Kala itu saya tergerak untuk memaparkan kisah yang selengkap-lengkapnya; kalau perlu, membujuk dia agar mengerti bahwa saya membenci suatu pertemuan apabila pada akhirnya harus berhadapan dengan suatu perpisahan. Namun, tak ada kalimat deskriptif yang benar-benar terucap dari mulut saya. Tak ada nasihat ataupun pesan-pesan. Hingga suatu hari kelak, saya akhirnya punya keberanian untuk membiarkan dia tahu apa yang telah saya rasakan semenjak malam itu.

Manusia, pada situasi apa pun, kerap dihadapkan dengan dua pilihan sulit. Pergi atau tinggal, lepas atau ambil, jujur atau bohong, hitam atau putih. Mereka yang menghindari suatu pertemuan biasanya memiliki alasannya masing-masing. Senyum dan tawa, kisah yang telah dibagi satu sama lain, sampai kapan pun akan selalu terkenang. They’ve gotten used to spending a lot of time together, and saying goodbye is never easy.

Hari demi hari saya jalani dengan menyibukkan diri. Lagu-lagu yang mengingatkan saya kepada dia mulai saya hapus dari ponsel. Kendati saya yakin, kesemua lagu itu akan muncul sewaktu-waktu dan mulai mengusik memori saya. Setidaknya itulah yang terjadi ketika saya menuntaskan tulisan ini, di dalam transportasi online, di mana Gen FM tengah menyenandungkan lagu yang sempat menjadi favorit kami berdua.

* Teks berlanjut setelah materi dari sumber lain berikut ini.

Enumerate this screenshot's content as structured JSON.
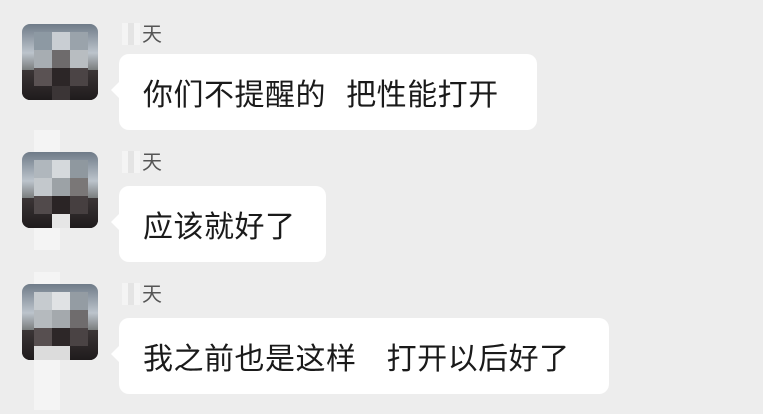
{
  "messages": [
    {
      "sender": "天",
      "text": "你们不提醒的  把性能打开"
    },
    {
      "sender": "天",
      "text": "应该就好了"
    },
    {
      "sender": "天",
      "text": "我之前也是这样   打开以后好了"
    }
  ]
}
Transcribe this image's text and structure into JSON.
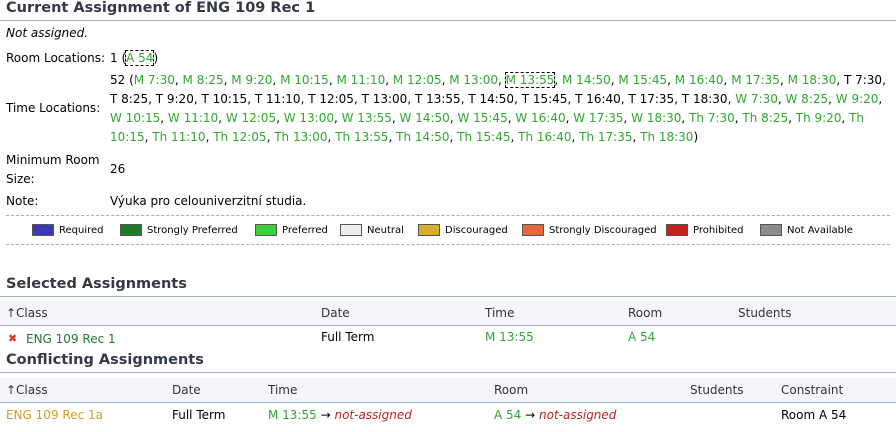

Telah habis sudah cinta ini
Tak lagi tersisa untuk dunia
Karena telah kuhabiskan sisa cintaku untukmu

Betapa kala itu saya sangat membenci diri saya sendiri. Saya benci menengok tanggal pada almanak yang mengingatkan saya pada tanggal keberangkatannya. Saya benci karena malam itu saya tidak sanggup mengatur ego di dalam diri saya. Seandainya saja saya sanggup menolak ajakannya untuk bertemu, seandainya saya tidak memintanya untuk tetap tinggal; mungkin segalanya akan baik-baik saja. Mungkin segalanya tidak akan serumit ini.


Namun, tak peduli seberapa keras saya berusaha, pada akhirnya akan terasa percuma. Siap atau tidak, dia akan tetap pergi. Bahkan ketika tulisan ini berhasil saya selesaikan, saya masih belum bisa menemukan kata yang tepat untuk sebuah perpisahan. Satu-satunya hal yang bisa saya lakukan hanyalah menunggu – selama 365 hari ke depan.